"George Washington High School had been a focal point of Westside history since its opening in 1927. Its closing in 1995 was the proverbial last straw for an area whose multi-faceted struggle in recent years had been unrelenting. The impact of this closing was felt on all of the area neighborhoods equally. The recounting of its closure offers an additional window on to the role of public institutions in keeping communities alive, and on the impact of shutting down a community school.
As IPS (Indianapolis Public Schools) continued to deal with the economic consequences of its declining student numbers, Washington High School stood out as having the lowest enrollment (1,227 students) of the seven city high schools. As rumors of the possible closing began to spread, reactions came from every quarter. In 1994 the Indianapolis Star's Dick Cady interviewed a number of attendees at Washington High's 12th Annual Reunion (300 attended!) about the possibility of the school closing and summarized their feelings. “Closing Washington High School, as IPS may do," he said, "would be tantamount to grinding into the dirt an entire enclave of the city and the multicultural heritage it represents.” Washington’s former long-time Principal, Cloyd Julian, said: “We’re not just talking about saving Washington High School. We’re talking about saving the Westside.”
An outspoken pastor of Washington Street Presbyterian Church in Hawthorne, Rev. John Koppitch, represented the feelings of folk in this area when he made an impassioned appeal in the Indianapolis Star to keep the high school open, accusing the city of consistently dealing unfairly with its poorest areas.
I serve a community devastated by the loss of six neighborhood schools. Areas around the empty, boarded-up and deteriorated school buildings are among the worst in the city. In our entire parish area (Haughville, Hawthorne, and Stringtown neighborhoods) only two public schools remain, School #50 [Hawthorne School] and Washington High School. That the most stable residential areas of our parish surround these two schools is no accident. Our neighborhood churches, resident organizations, community centers and development corporations will be hard pressed to overcome the destructive effects of yet another abandoned school building. Further, previous school closings, combined with the busing of our black children to township schools, have effectively eliminated Near-Westside parents from participating in the much-heralded Select Schools program. And now our high school is to be closed as well? To solve racial imbalance problems in township schools, it is our children who are bused all over the county. To solve IPS’ financial woes in the late 1970s, it was our neighborhood elementary schools that were closed. To solve the present financial crisis, it is our high school that is on the chopping block. Why should families of one community suffer the burdens of system-wide problems not just once but over and over again.
State Representative Paul Cantwell echoed this sentiment in a brief comment: “This would mean one big hole in the Westside. You might as well close the community.” An IPS board member, Donald Payton, bitterly attacked the closing: “They might as well put a fence around the Westside and call it the Westside industrial park or something.”

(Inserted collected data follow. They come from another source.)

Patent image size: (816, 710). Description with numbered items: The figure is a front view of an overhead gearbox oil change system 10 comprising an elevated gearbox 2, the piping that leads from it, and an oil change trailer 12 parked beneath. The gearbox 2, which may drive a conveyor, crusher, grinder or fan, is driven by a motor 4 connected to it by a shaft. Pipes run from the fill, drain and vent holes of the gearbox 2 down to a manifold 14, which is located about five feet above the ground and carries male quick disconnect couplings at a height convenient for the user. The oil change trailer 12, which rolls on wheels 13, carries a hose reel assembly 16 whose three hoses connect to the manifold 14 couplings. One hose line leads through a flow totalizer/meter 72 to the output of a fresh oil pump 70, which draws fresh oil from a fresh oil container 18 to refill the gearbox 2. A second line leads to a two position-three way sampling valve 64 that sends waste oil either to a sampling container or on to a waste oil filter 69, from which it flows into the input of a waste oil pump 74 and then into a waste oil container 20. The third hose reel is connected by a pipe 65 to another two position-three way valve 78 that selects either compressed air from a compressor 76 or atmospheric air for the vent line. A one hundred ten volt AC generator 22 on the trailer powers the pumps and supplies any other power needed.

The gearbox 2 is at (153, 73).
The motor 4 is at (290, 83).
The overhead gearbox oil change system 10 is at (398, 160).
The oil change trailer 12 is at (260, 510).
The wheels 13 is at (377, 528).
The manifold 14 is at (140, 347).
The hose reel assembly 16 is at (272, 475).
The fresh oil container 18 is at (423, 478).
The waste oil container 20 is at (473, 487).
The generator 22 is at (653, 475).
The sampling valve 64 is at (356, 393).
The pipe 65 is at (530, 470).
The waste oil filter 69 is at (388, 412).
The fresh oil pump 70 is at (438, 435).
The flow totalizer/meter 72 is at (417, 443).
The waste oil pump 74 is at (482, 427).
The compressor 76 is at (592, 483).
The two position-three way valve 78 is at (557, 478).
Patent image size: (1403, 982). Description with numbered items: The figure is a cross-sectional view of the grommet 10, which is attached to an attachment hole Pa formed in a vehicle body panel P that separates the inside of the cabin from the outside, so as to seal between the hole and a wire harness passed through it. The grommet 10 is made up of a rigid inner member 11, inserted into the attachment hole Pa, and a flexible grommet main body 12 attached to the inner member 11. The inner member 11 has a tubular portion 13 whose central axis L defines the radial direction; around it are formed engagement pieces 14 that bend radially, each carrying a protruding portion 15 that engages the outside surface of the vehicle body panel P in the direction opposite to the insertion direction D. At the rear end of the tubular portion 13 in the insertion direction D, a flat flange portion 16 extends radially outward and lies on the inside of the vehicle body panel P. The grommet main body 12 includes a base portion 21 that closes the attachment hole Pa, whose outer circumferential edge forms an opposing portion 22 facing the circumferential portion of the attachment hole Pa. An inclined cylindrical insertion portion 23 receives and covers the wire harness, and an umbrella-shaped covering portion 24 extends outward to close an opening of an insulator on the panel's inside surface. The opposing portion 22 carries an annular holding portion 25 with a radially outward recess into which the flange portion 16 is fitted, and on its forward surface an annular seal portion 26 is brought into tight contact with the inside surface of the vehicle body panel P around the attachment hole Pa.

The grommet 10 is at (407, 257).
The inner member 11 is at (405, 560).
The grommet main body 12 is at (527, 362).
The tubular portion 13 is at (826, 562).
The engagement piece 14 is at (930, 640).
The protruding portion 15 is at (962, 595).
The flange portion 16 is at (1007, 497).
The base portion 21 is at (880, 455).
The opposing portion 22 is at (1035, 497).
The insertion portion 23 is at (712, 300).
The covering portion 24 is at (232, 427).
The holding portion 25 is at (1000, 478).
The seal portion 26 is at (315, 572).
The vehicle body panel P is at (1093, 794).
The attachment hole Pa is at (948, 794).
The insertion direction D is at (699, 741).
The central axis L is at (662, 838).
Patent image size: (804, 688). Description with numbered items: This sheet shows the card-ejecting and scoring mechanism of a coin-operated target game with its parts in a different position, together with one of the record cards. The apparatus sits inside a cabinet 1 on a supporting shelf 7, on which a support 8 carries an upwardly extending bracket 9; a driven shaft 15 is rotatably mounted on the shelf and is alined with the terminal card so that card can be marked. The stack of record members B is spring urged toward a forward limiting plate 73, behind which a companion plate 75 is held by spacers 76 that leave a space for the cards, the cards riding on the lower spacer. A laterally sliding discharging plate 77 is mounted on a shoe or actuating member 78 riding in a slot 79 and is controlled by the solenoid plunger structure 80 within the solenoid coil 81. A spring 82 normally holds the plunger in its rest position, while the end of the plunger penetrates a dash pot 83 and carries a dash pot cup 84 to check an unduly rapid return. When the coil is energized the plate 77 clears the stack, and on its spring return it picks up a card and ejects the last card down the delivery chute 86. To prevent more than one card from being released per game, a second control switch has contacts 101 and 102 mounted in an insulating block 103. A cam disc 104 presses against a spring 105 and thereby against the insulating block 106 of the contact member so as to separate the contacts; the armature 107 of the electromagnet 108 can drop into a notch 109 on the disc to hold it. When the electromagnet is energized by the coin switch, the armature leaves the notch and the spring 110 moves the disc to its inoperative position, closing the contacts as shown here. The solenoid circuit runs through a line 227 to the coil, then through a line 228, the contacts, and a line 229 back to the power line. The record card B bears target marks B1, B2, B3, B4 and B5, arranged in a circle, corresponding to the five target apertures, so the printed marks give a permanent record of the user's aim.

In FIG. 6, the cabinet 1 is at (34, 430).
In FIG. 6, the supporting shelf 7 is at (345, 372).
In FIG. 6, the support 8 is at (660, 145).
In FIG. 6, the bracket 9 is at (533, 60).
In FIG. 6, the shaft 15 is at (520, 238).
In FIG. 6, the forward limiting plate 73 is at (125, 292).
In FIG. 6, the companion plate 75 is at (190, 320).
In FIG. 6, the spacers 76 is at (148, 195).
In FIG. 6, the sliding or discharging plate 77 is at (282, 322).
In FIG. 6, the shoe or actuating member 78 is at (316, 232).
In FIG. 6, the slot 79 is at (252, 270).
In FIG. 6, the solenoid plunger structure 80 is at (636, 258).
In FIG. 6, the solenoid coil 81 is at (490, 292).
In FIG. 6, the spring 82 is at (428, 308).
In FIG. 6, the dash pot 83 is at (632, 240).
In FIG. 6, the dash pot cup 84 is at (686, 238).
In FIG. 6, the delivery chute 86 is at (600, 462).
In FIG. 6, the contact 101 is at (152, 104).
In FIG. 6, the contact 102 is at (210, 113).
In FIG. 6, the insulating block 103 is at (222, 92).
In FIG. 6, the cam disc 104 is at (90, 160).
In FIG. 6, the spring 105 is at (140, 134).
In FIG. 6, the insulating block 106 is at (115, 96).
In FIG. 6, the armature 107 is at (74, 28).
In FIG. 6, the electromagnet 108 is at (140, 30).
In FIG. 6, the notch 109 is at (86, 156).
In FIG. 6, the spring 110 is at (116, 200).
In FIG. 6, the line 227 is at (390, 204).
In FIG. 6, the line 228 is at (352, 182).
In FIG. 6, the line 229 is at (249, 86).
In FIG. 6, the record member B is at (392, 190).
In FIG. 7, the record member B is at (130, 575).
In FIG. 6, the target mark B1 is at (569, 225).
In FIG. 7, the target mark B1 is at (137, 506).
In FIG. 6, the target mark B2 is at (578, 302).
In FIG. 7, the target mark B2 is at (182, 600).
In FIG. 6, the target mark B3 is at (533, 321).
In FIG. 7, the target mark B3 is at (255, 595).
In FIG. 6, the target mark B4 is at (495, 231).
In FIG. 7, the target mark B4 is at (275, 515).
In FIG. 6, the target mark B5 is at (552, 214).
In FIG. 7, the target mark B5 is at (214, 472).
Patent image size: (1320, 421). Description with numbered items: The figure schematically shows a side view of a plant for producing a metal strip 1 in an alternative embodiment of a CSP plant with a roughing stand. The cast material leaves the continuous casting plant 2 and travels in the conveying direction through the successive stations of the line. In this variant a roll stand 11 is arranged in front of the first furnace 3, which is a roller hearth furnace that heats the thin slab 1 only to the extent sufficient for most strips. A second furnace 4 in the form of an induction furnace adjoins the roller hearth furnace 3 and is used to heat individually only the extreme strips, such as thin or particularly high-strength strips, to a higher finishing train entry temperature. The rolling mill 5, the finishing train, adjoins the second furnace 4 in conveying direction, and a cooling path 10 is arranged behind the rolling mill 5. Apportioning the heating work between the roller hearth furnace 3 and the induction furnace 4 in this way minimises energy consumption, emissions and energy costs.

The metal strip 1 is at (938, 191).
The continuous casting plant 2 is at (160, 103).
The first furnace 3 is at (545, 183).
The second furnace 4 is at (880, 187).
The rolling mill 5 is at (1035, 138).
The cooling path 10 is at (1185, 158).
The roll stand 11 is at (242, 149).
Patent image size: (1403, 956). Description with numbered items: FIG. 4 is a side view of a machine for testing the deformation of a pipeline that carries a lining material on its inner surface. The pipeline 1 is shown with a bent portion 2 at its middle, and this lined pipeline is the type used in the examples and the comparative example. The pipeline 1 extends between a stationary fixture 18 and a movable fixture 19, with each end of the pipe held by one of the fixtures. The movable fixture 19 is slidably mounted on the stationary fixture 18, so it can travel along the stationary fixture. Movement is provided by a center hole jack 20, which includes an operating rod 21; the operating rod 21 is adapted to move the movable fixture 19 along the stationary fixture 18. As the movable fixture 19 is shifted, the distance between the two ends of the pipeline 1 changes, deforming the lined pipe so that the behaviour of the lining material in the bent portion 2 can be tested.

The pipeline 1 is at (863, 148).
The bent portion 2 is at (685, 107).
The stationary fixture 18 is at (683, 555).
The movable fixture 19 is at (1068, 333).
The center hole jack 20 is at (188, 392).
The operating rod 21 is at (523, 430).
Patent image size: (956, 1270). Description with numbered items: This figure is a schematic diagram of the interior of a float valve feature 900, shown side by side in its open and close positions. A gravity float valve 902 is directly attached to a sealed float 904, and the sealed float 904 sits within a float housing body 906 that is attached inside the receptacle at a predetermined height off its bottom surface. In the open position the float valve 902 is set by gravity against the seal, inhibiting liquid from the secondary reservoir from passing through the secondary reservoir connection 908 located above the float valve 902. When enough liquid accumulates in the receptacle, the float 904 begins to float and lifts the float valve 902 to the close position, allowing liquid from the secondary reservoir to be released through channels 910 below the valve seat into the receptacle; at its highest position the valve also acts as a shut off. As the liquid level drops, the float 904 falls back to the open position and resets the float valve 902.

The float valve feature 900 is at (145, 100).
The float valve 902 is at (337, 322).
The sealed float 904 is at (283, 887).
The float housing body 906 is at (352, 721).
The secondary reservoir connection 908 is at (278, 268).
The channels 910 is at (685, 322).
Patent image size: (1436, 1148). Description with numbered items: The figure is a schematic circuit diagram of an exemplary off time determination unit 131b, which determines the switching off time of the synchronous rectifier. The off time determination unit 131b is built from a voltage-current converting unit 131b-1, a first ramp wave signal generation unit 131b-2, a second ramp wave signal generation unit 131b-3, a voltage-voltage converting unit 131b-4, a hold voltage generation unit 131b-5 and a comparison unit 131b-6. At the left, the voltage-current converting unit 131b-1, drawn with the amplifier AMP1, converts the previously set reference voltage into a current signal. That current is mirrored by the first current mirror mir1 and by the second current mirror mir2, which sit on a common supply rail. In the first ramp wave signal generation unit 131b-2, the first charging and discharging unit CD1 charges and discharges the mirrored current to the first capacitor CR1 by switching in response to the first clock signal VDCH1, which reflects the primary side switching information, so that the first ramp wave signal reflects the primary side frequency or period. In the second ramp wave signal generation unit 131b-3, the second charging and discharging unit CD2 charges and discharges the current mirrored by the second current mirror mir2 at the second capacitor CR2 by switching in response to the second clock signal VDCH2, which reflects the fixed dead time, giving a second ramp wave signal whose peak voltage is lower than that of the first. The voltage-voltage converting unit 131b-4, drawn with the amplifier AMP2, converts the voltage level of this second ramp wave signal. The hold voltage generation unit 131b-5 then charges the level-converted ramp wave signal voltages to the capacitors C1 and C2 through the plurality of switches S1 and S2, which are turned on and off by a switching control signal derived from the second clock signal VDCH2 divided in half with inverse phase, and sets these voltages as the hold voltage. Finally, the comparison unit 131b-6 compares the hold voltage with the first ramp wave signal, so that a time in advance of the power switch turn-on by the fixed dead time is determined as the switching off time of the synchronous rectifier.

Despite local sentiment and demonstrations, the school finally closed in 1995. School #50 (Hawthorne School), the last public school in the Nearwestside, closed two years later! The Director of the Hawthorne Center, Diane Arnold, who had grown up in Hawthorne, attended Hawthorne School and graduated from GWHS, recalled the closings and its immediate impact upon the stability of the community.
They closed all of the schools. So literally we were a community with no public schools whatsoever. All of the children in our neighborhood were bussed out to make the racial balance for other schools . . . We lost lots and lots of people who had the resources to move to Decatur or put their kids in Decatur Schools or moved away into a Township. Lots of people. So it was pretty traumatic.
Arnold continued with a more specific description of the consequences of that closing.
When the high school closed, high school aged kids in the neighborhood stopped going to school! They didn’t make the segue to Northwest [Northwest High School] where they were now supposed to attend because that meant they had to get up and get on the bus stop at 6:30 in the morning. When Washington was open, if they didn’t get up until 8:30 or 9 o’clock or 9:30 they could still walk to Washington and get the majority of their school day in. They just didn’t make that. I would say the dropout rate in this community, in Stringtown and Hawthorne, went as high as 80%. Our kids just stopped going. So we lost people. People moved out if they had the resources to move out. They couldn’t sell their houses so they started renting their houses, which meant that we had more transients; we had more people that weren’t part of that stable fiber of the community. Drop out rate went higher; unemployment rate went higher. Factories had closed. So it really had a very negative impact on our community.
Longstanding residents began to leave. Many single-family properties became rentals."